你就象一阵风来无影去无踪
莫非你不想停泊我的心中
当我抚平了心底那段风波
你却掀起大浪冲向我
你就象一片云飘向西飘向东
非要我陷入迷雾不分西东
当我走出了那段崎岖山路
你却伸出双手拉着我
这场游戏 玩得过火
你从不曾轻易对我承诺过
看似无情 却似有意
你从不曾轻易对我拒绝过
到现在还玩捉迷藏游戏
有一天我会说声游戏结束
我不会永远这样痴痴等待
Love is definitely not a game. The feelings given out and injected into a relationship are sincere and true from the bottom of the heart. And the process of unrooting it from the heart is definitely a tedious process, very difficult and extremely painful.What has been given out is not money or time, but true feelings.
Sometimes i hope i can be like a computer. How I wish there is a delete button in me which can enable to erase all the memories i have in this r/s. How I wish there is a System Restore function in me (as found in Windows2000 or XP), which I can restore my system back to early 2006 - and make sure she has never crossed the path in my life.

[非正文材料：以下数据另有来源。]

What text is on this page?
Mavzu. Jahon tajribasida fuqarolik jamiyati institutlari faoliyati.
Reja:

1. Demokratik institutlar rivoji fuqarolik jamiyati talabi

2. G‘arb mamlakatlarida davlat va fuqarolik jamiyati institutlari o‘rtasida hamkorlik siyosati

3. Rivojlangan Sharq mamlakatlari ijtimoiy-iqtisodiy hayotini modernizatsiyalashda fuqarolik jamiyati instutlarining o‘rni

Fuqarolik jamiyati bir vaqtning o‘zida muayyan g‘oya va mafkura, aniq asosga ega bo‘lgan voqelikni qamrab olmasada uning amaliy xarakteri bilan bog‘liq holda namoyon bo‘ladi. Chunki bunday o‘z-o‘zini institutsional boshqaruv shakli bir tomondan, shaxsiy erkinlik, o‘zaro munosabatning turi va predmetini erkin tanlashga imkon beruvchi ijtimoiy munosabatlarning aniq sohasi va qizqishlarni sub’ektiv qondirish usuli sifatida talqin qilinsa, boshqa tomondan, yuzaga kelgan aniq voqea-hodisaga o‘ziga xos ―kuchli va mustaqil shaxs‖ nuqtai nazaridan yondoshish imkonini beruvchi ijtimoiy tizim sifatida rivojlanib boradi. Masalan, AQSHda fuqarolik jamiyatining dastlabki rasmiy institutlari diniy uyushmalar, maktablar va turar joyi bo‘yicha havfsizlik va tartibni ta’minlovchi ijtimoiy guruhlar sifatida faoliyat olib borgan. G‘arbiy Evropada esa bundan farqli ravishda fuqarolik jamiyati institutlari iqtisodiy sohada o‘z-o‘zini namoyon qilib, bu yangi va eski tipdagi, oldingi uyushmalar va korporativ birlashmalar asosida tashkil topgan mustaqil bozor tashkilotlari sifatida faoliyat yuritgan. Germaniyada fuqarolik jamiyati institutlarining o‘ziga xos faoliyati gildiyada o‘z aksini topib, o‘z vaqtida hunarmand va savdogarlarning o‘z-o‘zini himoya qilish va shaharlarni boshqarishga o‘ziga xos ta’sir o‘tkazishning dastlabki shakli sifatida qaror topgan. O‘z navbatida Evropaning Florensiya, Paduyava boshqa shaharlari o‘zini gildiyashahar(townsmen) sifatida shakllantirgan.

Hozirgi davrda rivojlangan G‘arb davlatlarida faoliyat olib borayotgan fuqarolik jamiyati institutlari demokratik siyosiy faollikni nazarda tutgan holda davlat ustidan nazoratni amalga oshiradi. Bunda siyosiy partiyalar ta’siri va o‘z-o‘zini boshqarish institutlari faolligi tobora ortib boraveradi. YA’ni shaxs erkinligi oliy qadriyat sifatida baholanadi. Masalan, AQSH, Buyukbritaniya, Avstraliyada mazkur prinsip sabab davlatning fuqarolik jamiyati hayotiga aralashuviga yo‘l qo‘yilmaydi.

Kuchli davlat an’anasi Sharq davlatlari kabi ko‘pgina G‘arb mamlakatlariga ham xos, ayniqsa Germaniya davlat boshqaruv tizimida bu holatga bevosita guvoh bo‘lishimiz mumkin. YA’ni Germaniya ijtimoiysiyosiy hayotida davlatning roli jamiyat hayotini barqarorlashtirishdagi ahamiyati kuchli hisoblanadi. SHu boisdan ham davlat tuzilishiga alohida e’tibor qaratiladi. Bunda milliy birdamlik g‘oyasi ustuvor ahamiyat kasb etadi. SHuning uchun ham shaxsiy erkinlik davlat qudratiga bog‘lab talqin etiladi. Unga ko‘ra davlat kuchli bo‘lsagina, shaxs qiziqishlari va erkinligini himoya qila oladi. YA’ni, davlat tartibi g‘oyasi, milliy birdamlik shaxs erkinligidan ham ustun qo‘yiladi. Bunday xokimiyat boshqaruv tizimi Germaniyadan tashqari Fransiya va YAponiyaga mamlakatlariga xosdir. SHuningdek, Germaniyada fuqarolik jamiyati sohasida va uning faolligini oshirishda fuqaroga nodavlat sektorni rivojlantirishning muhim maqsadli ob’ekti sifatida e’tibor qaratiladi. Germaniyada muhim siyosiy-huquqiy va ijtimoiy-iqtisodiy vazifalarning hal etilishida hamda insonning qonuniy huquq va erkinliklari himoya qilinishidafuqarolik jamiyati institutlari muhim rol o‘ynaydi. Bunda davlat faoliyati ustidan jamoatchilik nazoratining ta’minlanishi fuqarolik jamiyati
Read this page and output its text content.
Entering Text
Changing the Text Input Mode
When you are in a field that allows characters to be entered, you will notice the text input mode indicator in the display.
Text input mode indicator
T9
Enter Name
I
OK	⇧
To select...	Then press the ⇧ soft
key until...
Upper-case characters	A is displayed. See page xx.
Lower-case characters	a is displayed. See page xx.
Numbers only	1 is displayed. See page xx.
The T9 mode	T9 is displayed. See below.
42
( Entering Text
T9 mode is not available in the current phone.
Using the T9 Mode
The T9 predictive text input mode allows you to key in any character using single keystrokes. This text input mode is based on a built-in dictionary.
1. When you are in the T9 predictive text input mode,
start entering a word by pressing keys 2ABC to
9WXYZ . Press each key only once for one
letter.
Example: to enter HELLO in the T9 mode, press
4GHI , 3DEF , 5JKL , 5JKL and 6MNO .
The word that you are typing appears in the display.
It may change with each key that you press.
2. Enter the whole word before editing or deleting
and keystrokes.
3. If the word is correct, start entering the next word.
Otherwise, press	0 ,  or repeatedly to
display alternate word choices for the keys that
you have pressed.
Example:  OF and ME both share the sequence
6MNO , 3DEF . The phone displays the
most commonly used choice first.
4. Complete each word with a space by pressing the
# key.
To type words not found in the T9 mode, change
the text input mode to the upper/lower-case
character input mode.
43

What i am made up of are NOT binary logics but emotions, feelings and memories. Emotions are like clouds which can be blown away eventually. Feelings is not a matter of choice but something which come naturally from my heart. Memories can never be forgotten; and the only way is to make myself feel numb to them.